1. Field of the Invention
The present invention relates to a semiconductor device and a method of manufacturing a semiconductor device and, more particularly, to a fabrication method for processing circuits on two opposing planar surfaces of a semiconductor wafer.
2. Description of the Related Art
A conventional integrated circuit generally includes a support substrate and an element layer formed upon the support substrate. The element layer includes various P-type and N-type doped regions which combine to form active transistor devices. Collector or drain terminals of vertical transistors are brought through buried silicon leadout regions to form ohmic contacts at the surface of the element layer. Electrical isolation between these devices is furnished by various forms of isolation barriers. Conventional techniques for forming collector or drain leadouts and isolation regions significantly decrease integrated circuit capabilities and greatly escalate circuit manufacturing costs.

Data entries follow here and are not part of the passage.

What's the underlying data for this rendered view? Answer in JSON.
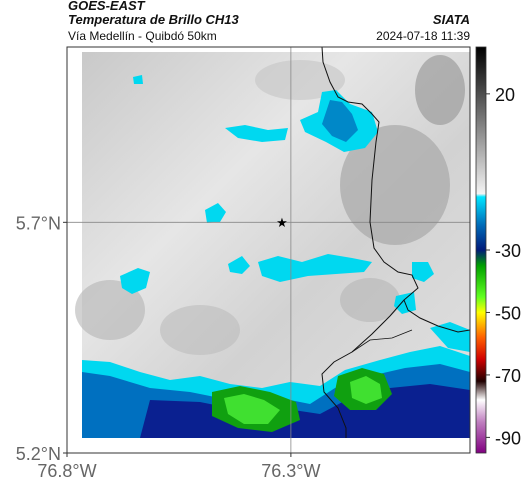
{
  "header": {
    "satellite": "GOES-EAST",
    "product": "Temperatura de Brillo CH13",
    "region": "Vía Medellín - Quibdó 50km",
    "agency": "SIATA",
    "datetime": "2024-07-18 11:39"
  },
  "map": {
    "lon_range": [
      -76.8,
      -75.9
    ],
    "lat_range": [
      5.2,
      6.08
    ],
    "x_ticks": [
      {
        "lon": -76.8,
        "label": "76.8°W"
      },
      {
        "lon": -76.3,
        "label": "76.3°W"
      }
    ],
    "y_ticks": [
      {
        "lat": 5.7,
        "label": "5.7°N"
      },
      {
        "lat": 5.2,
        "label": "5.2°N"
      }
    ],
    "grid_lon": -76.3,
    "grid_lat": 5.7,
    "marker": {
      "lon": -76.32,
      "lat": 5.7,
      "symbol": "★"
    }
  },
  "colorbar": {
    "range": [
      -95,
      35
    ],
    "ticks": [
      {
        "value": 20,
        "label": "20"
      },
      {
        "value": -30,
        "label": "-30"
      },
      {
        "value": -50,
        "label": "-50"
      },
      {
        "value": -70,
        "label": "-70"
      },
      {
        "value": -90,
        "label": "-90"
      }
    ],
    "stops": [
      {
        "value": 35,
        "color": "#000000"
      },
      {
        "value": -12,
        "color": "#f4f4f4"
      },
      {
        "value": -13,
        "color": "#00e5ff"
      },
      {
        "value": -22,
        "color": "#006bb8"
      },
      {
        "value": -30,
        "color": "#001a7a"
      },
      {
        "value": -35,
        "color": "#00a000"
      },
      {
        "value": -45,
        "color": "#60ff20"
      },
      {
        "value": -50,
        "color": "#ffff00"
      },
      {
        "value": -58,
        "color": "#ff6000"
      },
      {
        "value": -65,
        "color": "#d00000"
      },
      {
        "value": -72,
        "color": "#200000"
      },
      {
        "value": -78,
        "color": "#ffffff"
      },
      {
        "value": -85,
        "color": "#c080c0"
      },
      {
        "value": -95,
        "color": "#800080"
      }
    ]
  }
}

Transistor performance characteristics are determined by the concentration of ions in the doped regions. For example, performance of vertical transistors is improved by reducing collector or drain leadout resistance since elevated resistance levels degrade output voltage swing and frequency response, waste energy through internal dissipation, and raise the temperature of the device thereby reducing reliability and capacity. To reduce the lateral component of collector or drain leadout resistance, a vertical transistor may incorporate a lightly doped collector or drain region overlying a more heavily doped same-type buried layer region. To reduce the vertical component of collector or drain leadout resistance, a heavily doped plug may be diffused into a surface region and buried beneath a surface collector or drain ohmic region.
Thus it is apparently desirable to reduce collector or drain lateral leadout resistance as much as possible by doping the buried layer very heavily. However, in a bipolar transistor for example, the maximum collector-to-emitter voltage is determined by the resistivity and thickness of the active collector region between the base and buried layer. Various high temperature processing steps subsequent to doping of the buried layer expands the buried layer by gas phase and solid state diffusion in proportion to the doping level. Heavy doping of the buried layer decreases the width of the active collector region, reducing transistor voltage capability. To increase the transistor voltage capability of a circuit, element layer thickness cannot be increased without limit because the costs of isolating circuit components becomes prohibitive and leadout resistance increases. Voltage and current capability of integrated vertical devices is thus constrained by these factors.
A strategy for reducing collector or drain leadout resistance is sought which does not require heavy doping of the buried layer or the usage of diffused plugs. In one exemplary process, two silicon wafers are bonded using high temperature bonding in which one of the wafers is previously etched and filled with a low resistivity metal or silicide to form a conductive layer. Numerous difficulties arise in the practice of this process. The silicon layer and conductive layer generally have mismatched thermal coefficients of expansion so that the sustained high temperatures to which the layers are subjected during bonding and subsequent processing cause stresses that result in junction leakage. In addition, the sustained high temperatures cause diffusion of metallic impurities, for example, from the conductive layer into the silicon layer, resulting in reduced minority carrier lifetime and junction leakage.